E-money payments in the region, excluding the Philippines, hit $26 billion in 2019. Indonesia alone saw $10 billion, making it the largest fintech payments market in the region. E-wallets handled about 72% of e-money payments in Indonesia, according to S&P Global Market Intelligence estimates. 

E-money payment growth

Despite the COVID-19 economic impact, e-money payment values are expected to register growth in Indonesia, Malaysia, and Thailand. Card payments are also being overtaken by digital payment options.
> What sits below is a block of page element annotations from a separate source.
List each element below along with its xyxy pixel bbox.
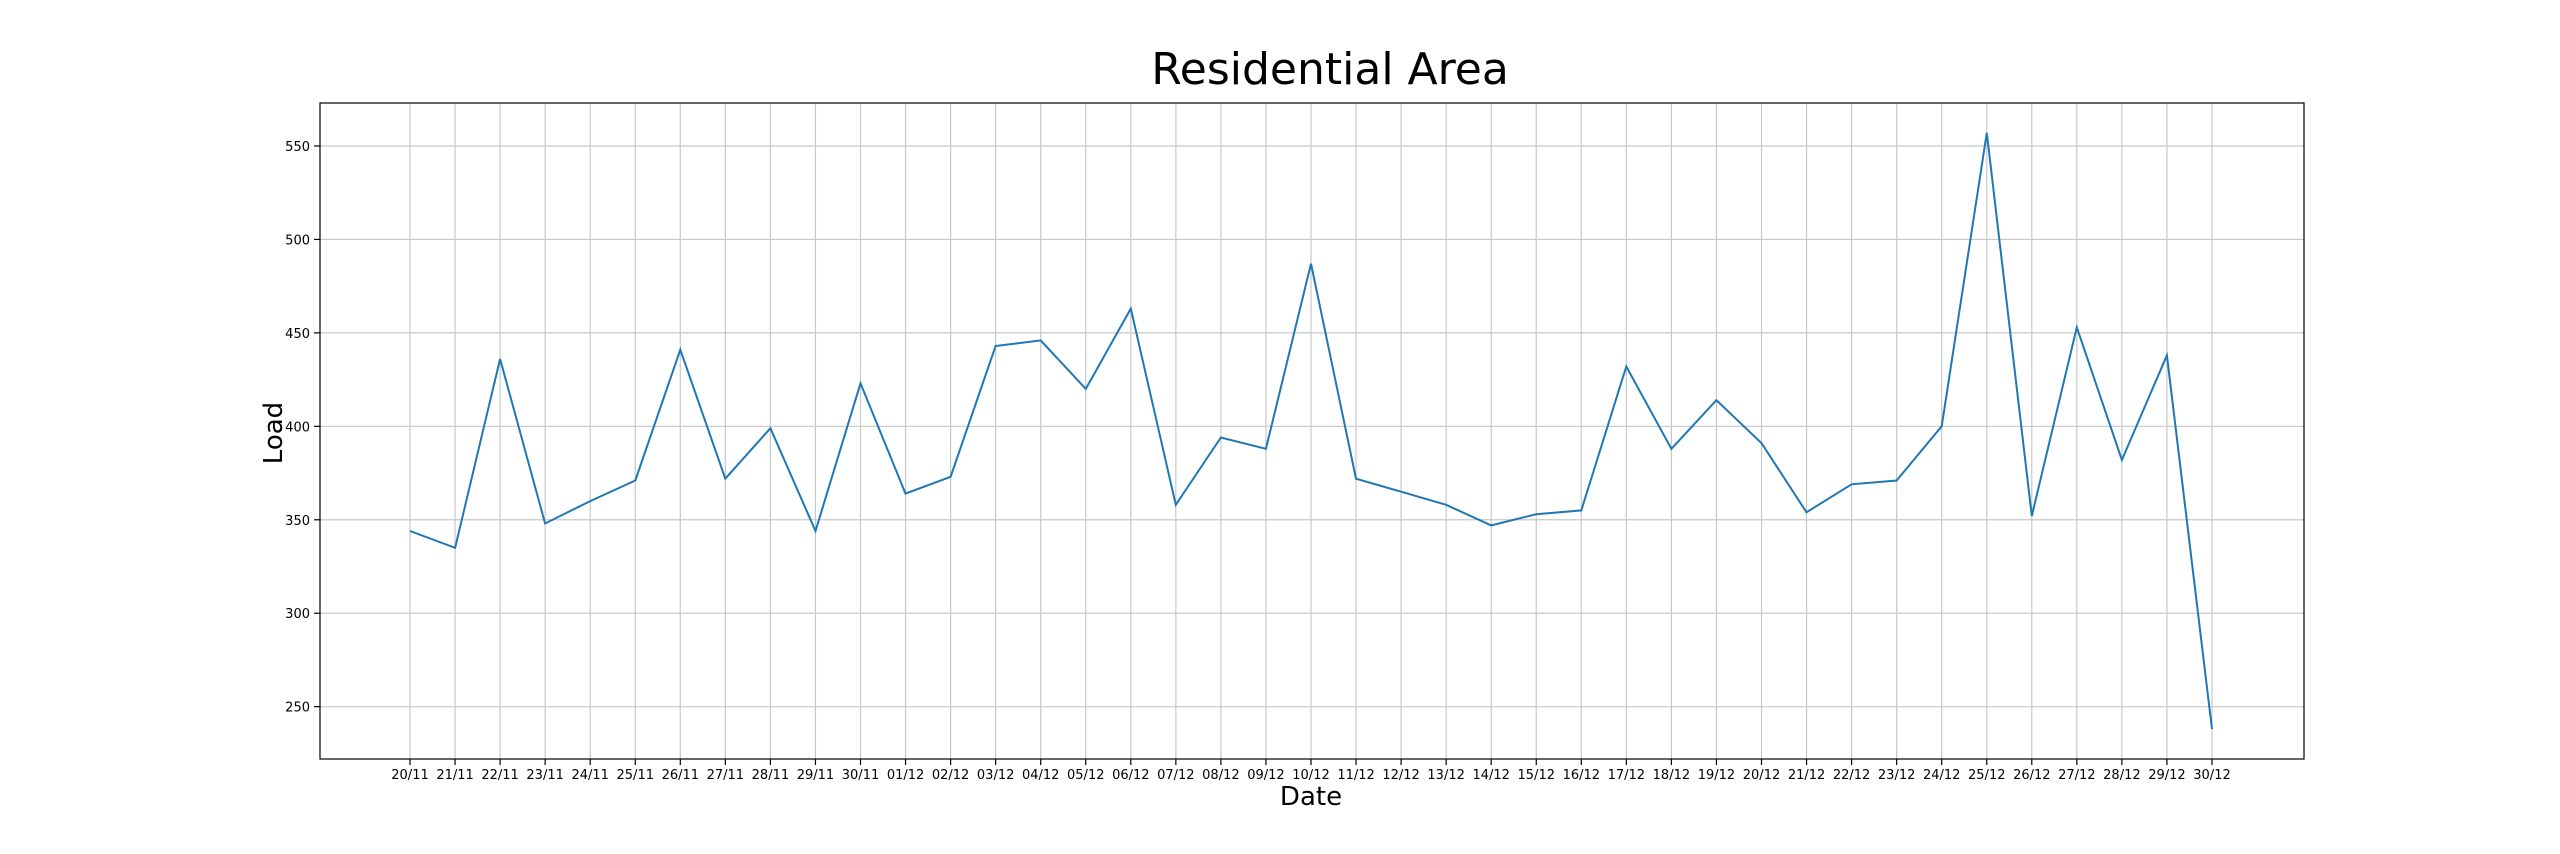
x-axis-label: Date xyxy=(1280,782,1342,812)
x-tick-label: 16/12 xyxy=(1563,768,1600,783)
x-tick-label: 07/12 xyxy=(1157,768,1194,783)
x-tick-label: 10/12 xyxy=(1292,768,1329,783)
x-tick-label: 20/11 xyxy=(391,768,428,783)
x-axis: 20/11 21/11 22/11 23/11 24/11 25/11 26/11 27/11… xyxy=(391,759,2231,783)
x-tick-label: 29/11 xyxy=(797,768,834,783)
x-tick-label: 30/11 xyxy=(842,768,879,783)
x-tick-label: 27/12 xyxy=(2058,768,2095,783)
x-tick-label: 08/12 xyxy=(1202,768,1239,783)
x-tick-label: 05/12 xyxy=(1067,768,1104,783)
x-tick-label: 21/12 xyxy=(1788,768,1825,783)
x-tick-label: 28/12 xyxy=(2103,768,2140,783)
x-tick-label: 13/12 xyxy=(1427,768,1464,783)
x-tick-label: 25/11 xyxy=(617,768,654,783)
x-tick-label: 28/11 xyxy=(752,768,789,783)
x-tick-label: 11/12 xyxy=(1337,768,1374,783)
y-tick-label: 300 xyxy=(285,607,310,622)
grid xyxy=(320,103,2304,759)
x-tick-label: 06/12 xyxy=(1112,768,1149,783)
x-tick-label: 04/12 xyxy=(1022,768,1059,783)
x-tick-label: 21/11 xyxy=(436,768,473,783)
x-tick-label: 23/12 xyxy=(1878,768,1915,783)
x-tick-label: 19/12 xyxy=(1698,768,1735,783)
x-tick-label: 09/12 xyxy=(1247,768,1284,783)
y-tick-label: 350 xyxy=(285,514,310,529)
y-tick-label: 450 xyxy=(285,327,310,342)
series-group xyxy=(409,132,2213,730)
x-tick-label: 17/12 xyxy=(1608,768,1645,783)
series-line xyxy=(409,132,2213,730)
x-tick-label: 22/11 xyxy=(481,768,518,783)
x-tick-label: 24/12 xyxy=(1923,768,1960,783)
x-tick-label: 12/12 xyxy=(1382,768,1419,783)
x-tick-label: 27/11 xyxy=(707,768,744,783)
x-tick-label: 02/12 xyxy=(932,768,969,783)
plot-frame xyxy=(319,102,2305,760)
y-tick-label: 550 xyxy=(285,140,310,155)
y-tick-label: 500 xyxy=(285,233,310,248)
x-tick-label: 23/11 xyxy=(526,768,563,783)
x-tick-label: 03/12 xyxy=(977,768,1014,783)
x-tick-label: 25/12 xyxy=(1968,768,2005,783)
x-tick-label: 26/12 xyxy=(2013,768,2050,783)
y-axis-label: Load xyxy=(259,402,289,464)
x-tick-label: 30/12 xyxy=(2193,768,2230,783)
x-tick-label: 15/12 xyxy=(1518,768,1555,783)
x-tick-label: 18/12 xyxy=(1653,768,1690,783)
x-tick-label: 01/12 xyxy=(887,768,924,783)
x-tick-label: 20/12 xyxy=(1743,768,1780,783)
chart-title: Residential Area xyxy=(1151,44,1509,95)
x-tick-label: 29/12 xyxy=(2148,768,2185,783)
y-tick-label: 400 xyxy=(285,420,310,435)
y-axis: 250 300 350 400 450 500 550 xyxy=(285,140,320,716)
x-tick-label: 26/11 xyxy=(662,768,699,783)
x-tick-label: 24/11 xyxy=(571,768,608,783)
y-tick-label: 250 xyxy=(285,701,310,716)
x-tick-label: 22/12 xyxy=(1833,768,1870,783)
x-tick-label: 14/12 xyxy=(1472,768,1509,783)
Regional fintech players are aggressively courting users, especially since e-commerce is highly popular. Singapore-based Sea Ltd. has emerged as a major payments intermediary, alongside Grab, Gojek, and China’s Ant Group. 

The presence of the region’s potential fintech Goliath GoTo, a product of the marriage of unicorn duos Tokopedia and Gojek, is also set to further pose a challenge to the landscape’s fintech players. 

Traditional banks vs fintech companies

With these said though, traditional banks in the region are well-positioned to compete with DCBs and fintech companies in the Philippines, Singapore, Malaysia, and Thailand, due to the popularity of mobile banking transactions aided by instant payment schemes. 

Thailand has the highest interbank transactions on a per capita basis, which banks such as Kasikornbank and their K+ Wallet is capitalizing on. In Malaysia, there’s Maybank E-Wallet (MAE). Malaysian consumers are especially delighted with real-time payment, such as DuitNow, an inter-bank payment facilitation rail for both local banks and e-wallet players. In Singapore, there’s DBS Paylah and OCBC’s Pay Anyone. In March, the largest bank in the Philippines, BDO, launched their e-wallet BDO Pay. 

As ASEAN economies increasingly become integrated, consumer demand for cross-border payment services will also increase. With e-wallet fintech companies having a presence in multiple countries, payments can be easily made on their own apps. 

However, e-wallet balances are a pain point because they often do not have the capability to use funds from one country to pay for services in another, such as Grab’s. 

Banks, on the other hand, have the opportunity to bridge this gap by integrating forex services into their e-wallets without much hassle. This can allow users to make payments in other countries, online or offline, through a single e-wallet instead of having balances in multiple e-wallets specific to the country.